Yeah, an RPM trace by itself is not useful.  RPM + speed trace viewed together would make it very apparent, though.

A speed trace by itself will identify problem areas and will let you infer reasons as to why the area might be a problem.  IME, though, to really solve those problems you want the driver input traces.  Throttle position and brake pressure will confirm (or reject!) your inferences (in the case presented above, a throttle trace could have definitively ruled the "late to throttle" argument).  TPS and brake pressure traces will also give much better feedback when you go back out to try to fix your pedal work.  You can make a similar argument for steering angle, but I don't find that I actually use it all that often -- I guess steering is just easier to get right than brakes or throttle! :)
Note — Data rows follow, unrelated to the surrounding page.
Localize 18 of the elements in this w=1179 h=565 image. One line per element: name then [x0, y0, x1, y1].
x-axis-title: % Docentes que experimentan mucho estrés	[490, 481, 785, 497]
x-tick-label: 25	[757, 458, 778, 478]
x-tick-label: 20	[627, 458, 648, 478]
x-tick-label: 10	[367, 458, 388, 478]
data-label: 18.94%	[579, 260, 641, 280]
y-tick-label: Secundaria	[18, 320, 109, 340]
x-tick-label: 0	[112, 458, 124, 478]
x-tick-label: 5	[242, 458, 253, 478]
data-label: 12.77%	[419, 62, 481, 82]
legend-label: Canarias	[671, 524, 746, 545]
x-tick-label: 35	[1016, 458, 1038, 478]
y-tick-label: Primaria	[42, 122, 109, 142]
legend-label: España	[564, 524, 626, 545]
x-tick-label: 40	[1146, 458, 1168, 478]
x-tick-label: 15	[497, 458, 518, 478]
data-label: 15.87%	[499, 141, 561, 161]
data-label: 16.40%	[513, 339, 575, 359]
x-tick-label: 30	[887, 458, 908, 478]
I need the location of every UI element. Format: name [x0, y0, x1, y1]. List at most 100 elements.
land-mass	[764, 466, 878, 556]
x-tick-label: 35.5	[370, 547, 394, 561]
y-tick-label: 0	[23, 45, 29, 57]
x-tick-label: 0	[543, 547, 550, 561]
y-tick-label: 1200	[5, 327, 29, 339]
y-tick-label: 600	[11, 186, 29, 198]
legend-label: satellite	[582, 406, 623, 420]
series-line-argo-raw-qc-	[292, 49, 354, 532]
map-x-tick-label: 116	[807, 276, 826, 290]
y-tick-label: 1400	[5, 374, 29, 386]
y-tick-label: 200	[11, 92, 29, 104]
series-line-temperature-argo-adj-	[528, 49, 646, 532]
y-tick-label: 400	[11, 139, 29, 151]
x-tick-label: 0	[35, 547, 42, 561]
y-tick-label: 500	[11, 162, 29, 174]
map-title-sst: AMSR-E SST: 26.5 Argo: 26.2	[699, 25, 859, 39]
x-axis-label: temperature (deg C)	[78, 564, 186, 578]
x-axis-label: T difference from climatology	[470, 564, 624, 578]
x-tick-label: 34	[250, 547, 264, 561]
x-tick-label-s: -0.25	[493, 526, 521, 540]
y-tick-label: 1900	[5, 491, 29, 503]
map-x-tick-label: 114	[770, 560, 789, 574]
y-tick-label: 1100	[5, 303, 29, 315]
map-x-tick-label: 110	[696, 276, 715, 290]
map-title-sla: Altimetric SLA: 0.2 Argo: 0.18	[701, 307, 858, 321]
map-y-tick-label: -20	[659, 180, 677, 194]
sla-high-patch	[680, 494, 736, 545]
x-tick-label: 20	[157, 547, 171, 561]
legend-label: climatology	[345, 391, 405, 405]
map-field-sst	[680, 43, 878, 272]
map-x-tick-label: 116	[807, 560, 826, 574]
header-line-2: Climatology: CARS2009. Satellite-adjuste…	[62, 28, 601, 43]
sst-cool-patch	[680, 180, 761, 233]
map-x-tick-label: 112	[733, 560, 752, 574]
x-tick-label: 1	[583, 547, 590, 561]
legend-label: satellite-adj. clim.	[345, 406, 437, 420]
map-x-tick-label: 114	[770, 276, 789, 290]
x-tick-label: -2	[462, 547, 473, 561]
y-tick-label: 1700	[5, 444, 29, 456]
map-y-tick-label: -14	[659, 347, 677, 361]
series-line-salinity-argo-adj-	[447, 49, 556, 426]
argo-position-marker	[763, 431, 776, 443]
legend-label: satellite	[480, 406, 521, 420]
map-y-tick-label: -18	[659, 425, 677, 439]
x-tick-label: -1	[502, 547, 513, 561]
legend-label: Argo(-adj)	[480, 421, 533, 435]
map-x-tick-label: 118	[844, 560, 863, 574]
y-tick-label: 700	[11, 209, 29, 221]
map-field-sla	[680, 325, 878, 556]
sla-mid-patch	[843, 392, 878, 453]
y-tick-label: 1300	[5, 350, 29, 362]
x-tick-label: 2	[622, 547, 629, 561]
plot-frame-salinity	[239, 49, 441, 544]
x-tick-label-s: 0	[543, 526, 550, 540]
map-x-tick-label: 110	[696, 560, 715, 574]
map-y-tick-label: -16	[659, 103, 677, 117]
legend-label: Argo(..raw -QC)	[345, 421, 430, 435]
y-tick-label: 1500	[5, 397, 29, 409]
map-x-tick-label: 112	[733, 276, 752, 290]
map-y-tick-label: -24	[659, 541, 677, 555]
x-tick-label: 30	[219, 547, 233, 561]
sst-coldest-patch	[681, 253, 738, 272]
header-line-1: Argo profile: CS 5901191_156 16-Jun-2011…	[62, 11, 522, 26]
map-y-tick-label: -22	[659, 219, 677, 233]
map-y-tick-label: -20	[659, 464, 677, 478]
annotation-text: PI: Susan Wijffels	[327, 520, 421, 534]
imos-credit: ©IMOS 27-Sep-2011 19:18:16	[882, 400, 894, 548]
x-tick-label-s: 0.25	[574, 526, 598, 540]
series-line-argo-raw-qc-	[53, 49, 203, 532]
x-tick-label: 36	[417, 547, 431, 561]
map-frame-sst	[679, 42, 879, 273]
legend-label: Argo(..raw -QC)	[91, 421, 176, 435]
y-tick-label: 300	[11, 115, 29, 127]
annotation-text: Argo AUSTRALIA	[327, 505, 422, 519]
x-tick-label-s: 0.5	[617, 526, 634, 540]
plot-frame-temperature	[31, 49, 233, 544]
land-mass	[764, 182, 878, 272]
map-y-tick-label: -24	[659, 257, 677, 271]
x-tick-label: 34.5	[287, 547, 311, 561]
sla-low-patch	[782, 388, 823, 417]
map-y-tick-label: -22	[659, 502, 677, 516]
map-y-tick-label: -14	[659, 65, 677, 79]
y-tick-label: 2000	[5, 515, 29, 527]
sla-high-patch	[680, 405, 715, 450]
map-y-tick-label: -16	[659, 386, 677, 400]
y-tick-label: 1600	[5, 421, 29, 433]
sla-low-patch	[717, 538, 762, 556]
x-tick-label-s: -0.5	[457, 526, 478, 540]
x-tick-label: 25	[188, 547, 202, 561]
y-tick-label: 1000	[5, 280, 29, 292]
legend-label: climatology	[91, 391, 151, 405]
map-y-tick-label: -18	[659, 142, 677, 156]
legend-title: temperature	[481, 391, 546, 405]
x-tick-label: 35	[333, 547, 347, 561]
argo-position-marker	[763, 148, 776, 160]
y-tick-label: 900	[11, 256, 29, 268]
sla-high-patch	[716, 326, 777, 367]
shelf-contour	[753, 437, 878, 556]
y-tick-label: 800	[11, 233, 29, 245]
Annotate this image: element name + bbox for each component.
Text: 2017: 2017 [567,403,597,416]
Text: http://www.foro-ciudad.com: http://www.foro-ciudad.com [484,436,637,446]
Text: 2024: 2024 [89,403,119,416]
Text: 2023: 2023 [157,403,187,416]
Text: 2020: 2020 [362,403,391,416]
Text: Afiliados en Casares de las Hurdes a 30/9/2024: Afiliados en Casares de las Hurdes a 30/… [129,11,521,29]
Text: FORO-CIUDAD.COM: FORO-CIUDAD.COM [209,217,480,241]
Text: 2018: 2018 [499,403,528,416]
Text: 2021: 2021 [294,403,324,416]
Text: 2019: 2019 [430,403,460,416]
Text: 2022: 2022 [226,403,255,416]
I would say that 95% of the time I'm looking at data I'm using the three primary traces of speed, TPS, and brake pressure, plus the derived trace of delta-time when comparing two different runs.

 

PT_SHO
PT_SHO New Reader
10/6/23 2:06 p.m.

My '06 car apparently does not have brake pressure or steering angle available in the OBD-2 stream.  All I have seen that is useful (using Solostorm) is throttle position and RPM. 

I will look into whether I can graph out the speed trace.  Right now I just use the course segmenting feature to look into where I was quicker, aka shorter segment times, to pick out which section to focus on.  So I don't see an advantage of the VBOX for my situation, though I welcome comments.

A truism generality from drag racing is that cars with similar horsepower will have similar trap speeds, but that other aspects of setup will drop elapsed times.  Clearly if JG was only in third and competition was in fifth, there was some massive difference in gear ratios.  But if a specific corner was in his /optimum/ powerband for his transmission, his rear end would give him an advantage AT THAT POINT over the other car that was not, and if the transmissions were identical other than rear end ratio then the drop ratio between each gear would be the same.  If the drops between gears are too large to stay in the optimum torque range (hard to believe with a 6 speed) then the higher numeric transmission would have slighly tighter drops and that too could end up as an advantage.